Je viens de découvrir ce poème de Johannes Becher, il m’a fait beaucoup réfléchir :
Moi aussi j’ai cru
La paraffine de la bougie d’arbre de Noël a coulé
Et taché de rouge mon nouveau costume,
Dans mon sommeil, un ange volait sur mon lit,
Et il a ôté les taches de mon veston.
Son aile luisait comme du feu
J’ai cru en eux.
J’ai cru qu’il y avait des nains et des géants,
De la pierre noire et la fée Carabosse,
Je ne me souviens même plus, il y en avait tant
J’ai cru en tous, et aussi qu'avec le vent soufflant
Dans la nuit profonde
Les morts se réveillaient du cimetière.
Ma mère me les racontait, sur le coin du divan,
Oh, comme j’ai admiré ses contes !
Elle me pelait des pommes fraîches,
La pomme rafraîchit et donne puissance,
Ensuite, emporté par tous ces récits
Obéissant je m’endormais rapidement
J’ai cru aussi mon enseignant
Louant mon pays allemand,
et l’empereur qui avec courage s’est lancé
Et conquit la France jusqu’à Paris,
je retournais à la maison et déjà,
Je jouais à la guerre avec mes soldats
Mon père me promenait dans la forêt,
Dans la belle, haute forêt de sapins,
En haut le soleil brillait, nous main dans la main
Et il disait : mon fils, bientôt arrivera ton temps
Mais ne mens jamais,
Menteur ne peut pas être le soldat allemand !
Je l’ai cru, et oh, en quoi n’ai-je pas cru?
Mais déjà je commençais à me demander,
Quelle croyance est vraie, laquelle ne l'est pas ?
On se perd entre tant de croyances !
L’un croit ceci, l’autre l’inverse,
Qu’est ce que c’est, on fait ça pêle-mêle?
Et je demandais : qu'est la foi ?
Vérité ou l’outil de tricher ?
Ou le chapeau invisible, qu’on voit
De croyance là, où le mensonge se cache ?

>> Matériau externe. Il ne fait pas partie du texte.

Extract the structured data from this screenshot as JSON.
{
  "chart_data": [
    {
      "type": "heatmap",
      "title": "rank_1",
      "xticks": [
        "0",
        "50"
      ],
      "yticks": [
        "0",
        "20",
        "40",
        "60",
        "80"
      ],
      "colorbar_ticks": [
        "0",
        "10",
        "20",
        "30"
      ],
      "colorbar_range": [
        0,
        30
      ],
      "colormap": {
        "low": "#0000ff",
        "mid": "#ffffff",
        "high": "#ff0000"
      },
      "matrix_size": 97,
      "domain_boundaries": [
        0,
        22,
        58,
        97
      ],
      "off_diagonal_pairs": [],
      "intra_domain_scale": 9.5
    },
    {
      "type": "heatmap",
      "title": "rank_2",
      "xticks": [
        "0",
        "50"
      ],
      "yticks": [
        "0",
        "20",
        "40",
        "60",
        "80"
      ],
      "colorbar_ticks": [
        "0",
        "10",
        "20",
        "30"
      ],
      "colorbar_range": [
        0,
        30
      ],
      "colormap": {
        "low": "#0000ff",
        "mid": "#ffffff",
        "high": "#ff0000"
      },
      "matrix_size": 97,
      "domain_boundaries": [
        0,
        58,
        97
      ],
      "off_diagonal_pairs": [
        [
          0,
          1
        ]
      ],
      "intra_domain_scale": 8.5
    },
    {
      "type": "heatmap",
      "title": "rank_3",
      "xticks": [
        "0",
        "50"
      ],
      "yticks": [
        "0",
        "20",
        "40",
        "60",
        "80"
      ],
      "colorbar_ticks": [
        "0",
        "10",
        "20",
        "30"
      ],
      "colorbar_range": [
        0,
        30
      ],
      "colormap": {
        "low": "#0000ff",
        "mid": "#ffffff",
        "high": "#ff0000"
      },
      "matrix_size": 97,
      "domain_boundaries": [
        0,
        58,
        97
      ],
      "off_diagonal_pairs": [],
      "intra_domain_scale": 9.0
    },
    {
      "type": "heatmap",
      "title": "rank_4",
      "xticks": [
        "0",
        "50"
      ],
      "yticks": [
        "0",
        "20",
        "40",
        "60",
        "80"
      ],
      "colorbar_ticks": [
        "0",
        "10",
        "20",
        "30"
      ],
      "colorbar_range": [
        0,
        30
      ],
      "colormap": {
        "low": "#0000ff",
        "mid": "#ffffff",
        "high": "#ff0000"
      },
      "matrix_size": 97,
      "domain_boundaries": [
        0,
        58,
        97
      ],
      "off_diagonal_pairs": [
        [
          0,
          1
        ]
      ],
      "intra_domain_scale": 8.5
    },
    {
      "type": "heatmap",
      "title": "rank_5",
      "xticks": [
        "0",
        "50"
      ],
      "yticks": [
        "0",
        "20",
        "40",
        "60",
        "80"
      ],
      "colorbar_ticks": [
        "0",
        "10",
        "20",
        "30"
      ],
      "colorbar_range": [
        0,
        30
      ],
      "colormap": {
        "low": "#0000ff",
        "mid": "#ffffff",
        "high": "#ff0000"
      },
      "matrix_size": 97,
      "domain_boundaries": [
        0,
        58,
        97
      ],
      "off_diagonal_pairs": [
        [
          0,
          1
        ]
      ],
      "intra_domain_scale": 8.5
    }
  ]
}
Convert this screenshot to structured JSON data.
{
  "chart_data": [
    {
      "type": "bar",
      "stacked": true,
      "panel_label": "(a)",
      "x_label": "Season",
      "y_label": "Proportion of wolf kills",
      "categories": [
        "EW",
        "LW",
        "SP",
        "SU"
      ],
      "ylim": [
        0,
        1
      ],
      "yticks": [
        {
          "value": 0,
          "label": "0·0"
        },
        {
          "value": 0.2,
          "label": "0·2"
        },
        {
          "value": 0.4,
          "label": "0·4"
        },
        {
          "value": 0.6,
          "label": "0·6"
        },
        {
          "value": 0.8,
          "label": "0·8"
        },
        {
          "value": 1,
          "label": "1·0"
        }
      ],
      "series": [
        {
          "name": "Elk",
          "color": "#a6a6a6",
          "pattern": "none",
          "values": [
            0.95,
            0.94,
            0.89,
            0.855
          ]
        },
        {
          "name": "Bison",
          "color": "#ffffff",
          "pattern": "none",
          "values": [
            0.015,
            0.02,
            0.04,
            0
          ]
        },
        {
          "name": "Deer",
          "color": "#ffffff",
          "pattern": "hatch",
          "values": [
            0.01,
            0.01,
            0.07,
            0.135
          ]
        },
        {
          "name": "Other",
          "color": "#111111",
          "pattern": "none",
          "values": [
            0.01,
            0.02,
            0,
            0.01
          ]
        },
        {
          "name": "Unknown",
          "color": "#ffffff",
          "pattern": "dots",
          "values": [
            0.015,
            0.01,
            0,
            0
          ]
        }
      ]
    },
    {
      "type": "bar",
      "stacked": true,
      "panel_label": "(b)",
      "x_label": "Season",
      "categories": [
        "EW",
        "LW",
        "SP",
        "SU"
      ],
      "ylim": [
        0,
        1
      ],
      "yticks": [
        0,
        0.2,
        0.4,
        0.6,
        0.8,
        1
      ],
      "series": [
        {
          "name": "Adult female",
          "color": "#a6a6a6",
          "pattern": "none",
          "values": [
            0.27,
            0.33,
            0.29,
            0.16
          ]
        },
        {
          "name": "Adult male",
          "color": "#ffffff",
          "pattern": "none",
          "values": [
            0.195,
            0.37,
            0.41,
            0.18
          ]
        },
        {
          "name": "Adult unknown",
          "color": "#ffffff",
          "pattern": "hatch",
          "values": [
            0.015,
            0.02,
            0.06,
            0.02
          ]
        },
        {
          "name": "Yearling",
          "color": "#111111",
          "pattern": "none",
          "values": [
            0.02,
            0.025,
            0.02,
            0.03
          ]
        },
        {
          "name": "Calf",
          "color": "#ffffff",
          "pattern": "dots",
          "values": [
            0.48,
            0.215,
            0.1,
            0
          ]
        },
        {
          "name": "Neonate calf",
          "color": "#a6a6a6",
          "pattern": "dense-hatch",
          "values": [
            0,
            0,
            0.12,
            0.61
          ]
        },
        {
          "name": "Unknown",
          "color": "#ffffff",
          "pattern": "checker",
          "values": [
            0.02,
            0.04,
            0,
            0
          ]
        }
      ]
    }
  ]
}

Qui ne croit pas et ne trouve
Chemin à suivre dans cette confusion?
Je croyais encore. Parfois ceci, parfois d’autre,
Ce que je trouvais justement le mieux,
Je voyais, croire c’est chose commode
Et, quand j’étais écœuré du monde,
Je croyais, et ceci m’aidait beaucoup,
Que ça sera mieux dans une autre étoile
Il m’est arrivé de perdre ma foi,
Mais il se trouvait une autre à sa place.
J’ai vu, le croyant peut tout faire avec courage,
De mensonge jusqu’à tromperie sans honte,
Même devenu captif du mensonge
Ne croyant plus en rien, je le faisais avec foi.
C’est ainsi qu’est arrivée la guerre,
Comme enfant je l’ai jouée gaiement,
Je me cachais dans les trous, mais là,
On m’a presque enterré vivant; j’ai sauté en haut,
Et suis retombé à bout de souffle, Je croyais,
Ne croyais plus, et croyais de nouveau!
Les obus, tombant de partout,
Déchirant le pied des montagnes,
Nous pourchassant jusqu’aux abris,
Ont illuminé l’obscurité de me croyance,
J’ai commencé à Savoir, et comme un tourbillon,
à lutter sauvagement avec la foi.
Vous tous, qui croyiez! N’importe où et en quoi,
La croyance vous ronge l’os
Et l’aveugle se bat avec l’aveugle,
Le sourd vient aux mains avec le sourd
Là, où une croyance lutte avec une autre.
Quand j’ai perdu la lutte de la foi, du Savoir,
S’est étendu un sol nouveau sous moi,
Je sais dorénavant,, quand votre faim
Devient trop grande, on vous sert une foi
Vous tous, qui croyiez, fuyez
La croyance qui s’attaque aux croyants!
Ne croyez pas aux miracles, regardez-en haut,
Et levez-vous, croyants de vos genoux!
Je l'adore ! Mais je ne le comprends pas tout à fait. Où finit la croyance et où commence le savoir ? et inversement ? Où est la différence ? C'est vrai, croire rend plus fort, mais rend aussi plus bête.
Becher suggère de ne pas croire, mais de savoir. C'est vrai, le savoir est plus sûr que la croyance, mais on peut rarement mettre la main dessus. La plupart du temps le savoir aussi est reçu de quelqu’un d'autre. On ne peut pas tout expérimenter, tout vivre. On doit reprendre certaines choses transmises par d'autres. On ne peut pas recommencer toutes les recherches physiques, ni refaire toutes les expériences. Il faut quand même croire.
Oui, le problème de la croyance est très compliqué.